To generate stability and promote growth in the decades to come, the Desjardins Group Retirement Committee ("DGRC") considers it is important to foster sustainable development. To that end, the DGRC promotes responsible investment which allows the Plan, along with the Desjardins Group, to play a proactive role in regards to challenges in environmental, social and governance matters.
Signatory of the Principles for Responsible Investment
In January 2018, the DGPP reaffirmed its commitment to responsible investment by becoming a signatory of the United Nations-supported Principles for Responsible Investment ("PRI"), an international group of assets holders, portfolio managers and service providers committed to integrating environmental, social and governance ("ESG") factors in their investment decisions.1
This should put the Plan in a better position to fulfill its engagements to members and beneficiaries while aligning its investments activities with society's interest.
The DGPP is committed to the environment.
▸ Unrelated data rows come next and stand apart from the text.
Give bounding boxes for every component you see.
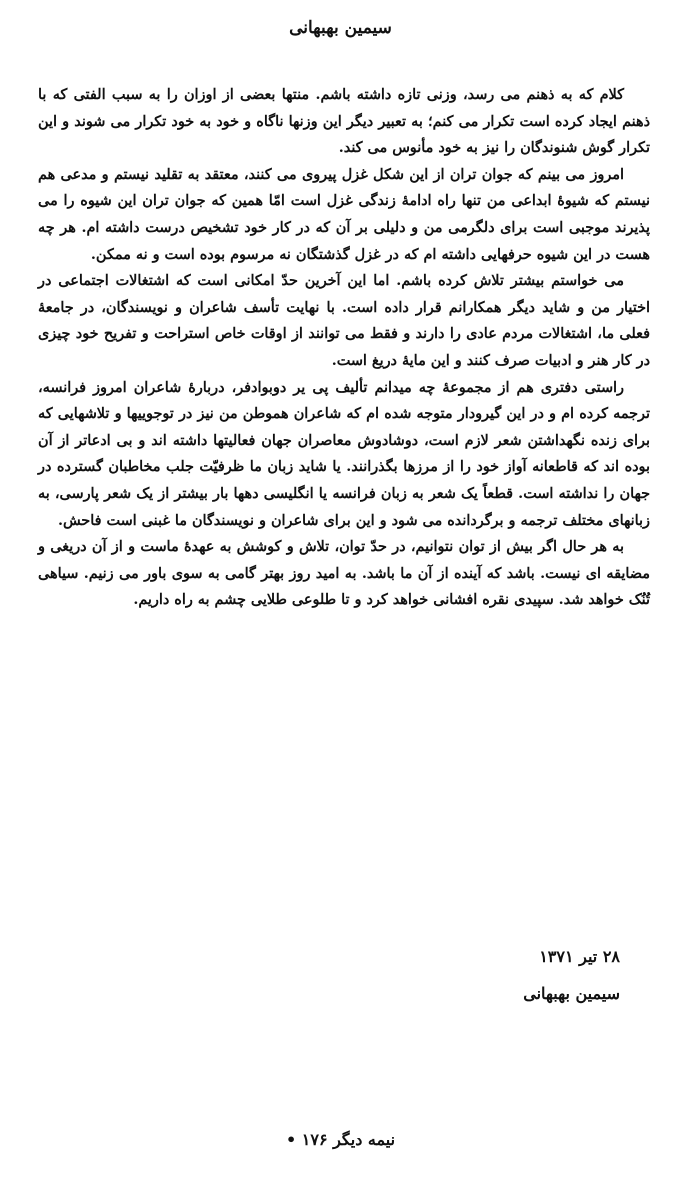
signature-block [380, 938, 620, 1012]
paragraph: کلام که به ذهنم می رسد، وزنی تازه داشته باشم. منتها بعضی از اوزان را به سبب الفتی که با ذهنم ایجاد کرده است تکرار می کنم؛ به تعبیر دیگر این وزنها ناگاه و خود به خود تکرار می شوند و این تکرار گوش شنوندگان را نیز به خود مأنوس می کند. [38, 86, 650, 157]
paragraph: امروز می بینم که جوان تران از این شکل غزل پیروی می کنند، معتقد به تقلید نیستم و مدعی هم نیستم که شیوهٔ ابداعی من تنها راه ادامهٔ زندگی غزل است امّا همین که جوان تران این شیوه را می پذیرند موجبی است برای دلگرمی من و دلیلی بر آن که در کار خود تشخیص درست داشته ام. هر چه هست در این شیوه حرفهایی داشته ام که در غزل گذشتگان نه مرسوم بوده است و نه ممکن. [38, 165, 650, 263]
body-text [38, 82, 650, 614]
paragraph: به هر حال اگر بیش از توان نتوانیم، در حدّ توان، تلاش و کوشش به عهدهٔ ماست و از آن دریغی و مضایقه ای نیست. باشد که آینده از آن ما باشد. به امید روز بهتر گامی به سوی باور می زنیم. سیاهی تُنُک خواهد شد. سپیدی نقره افشانی خواهد کرد و تا طلوعی طلایی چشم به راه داریم. [38, 538, 650, 609]
page-footer: نیمه دیگر ۱۷۶ • [285, 1130, 396, 1149]
paragraph: راستی دفتری هم از مجموعهٔ چه میدانم تألیف پی یر دوبوادفر، دربارهٔ شاعران امروز فرانسه، ترجمه کرده ام و در این گیرودار متوجه شده ام که شاعران هموطن من نیز در توجوییها و تلاشهایی که برای زنده نگهداشتن شعر لازم است، دوشادوش معاصران جهان فعالیتها داشته اند و بی ادعاتر از آن بوده اند که قاطعانه آواز خود را از مرزها بگذرانند. یا شاید زبان ما ظرفیّت جلب مخاطبان گسترده در جهان را نداشته است. قطعاً یک شعر به زبان فرانسه یا انگلیسی دهها بار بیشتر از یک شعر پارسی، به زبانهای مختلف ترجمه و برگردانده می شود و این برای شاعران و نویسندگان ما غبنی است فاحش. [38, 378, 650, 529]
signature-name: سیمین بهبهانی [523, 984, 620, 1003]
paragraph: می خواستم بیشتر تلاش کرده باشم. اما این آخرین حدّ امکانی است که اشتغالات اجتماعی در اختیار من و شاید دیگر همکارانم قرار داده است. با نهایت تأسف شاعران و نویسندگان، در جامعهٔ فعلی ما، اشتغالات مردم عادی را دارند و فقط می توانند از اوقات خاص استراحت و تفریح خود چیزی در کار هنر و ادبیات صرف کنند و این مایهٔ دریغ است. [38, 272, 650, 369]
signature-date: ۲۸ تیر ۱۳۷۱ [539, 947, 620, 966]
running-header-author: سیمین بهبهانی [289, 18, 392, 38]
Its
goal is that by the end of 2020, the portfolios
invested in public traded securities will have a 20% smaller carbon footprint
than their stock and bond benchmarks. Moreover, 100% of DGPP's direct
infrastructure investments in energy,
which amounts to $936M as
at December 31, 2019, are in the renewable energy sector.
An external provider has been hired to ensure that DGPP's voting rights policy is strictly enforced. The policy's guidelines deal with sound governance rules, as well as the organization's social responsibility (human rights, labour law, sustainability, community support and financial ethics).
Due diligence on partners
The Plan requires its partners to be transparent in ESG matters. To ensure compliance, the Plan's portfolio managers conduct due diligence on partners throughout the investment process.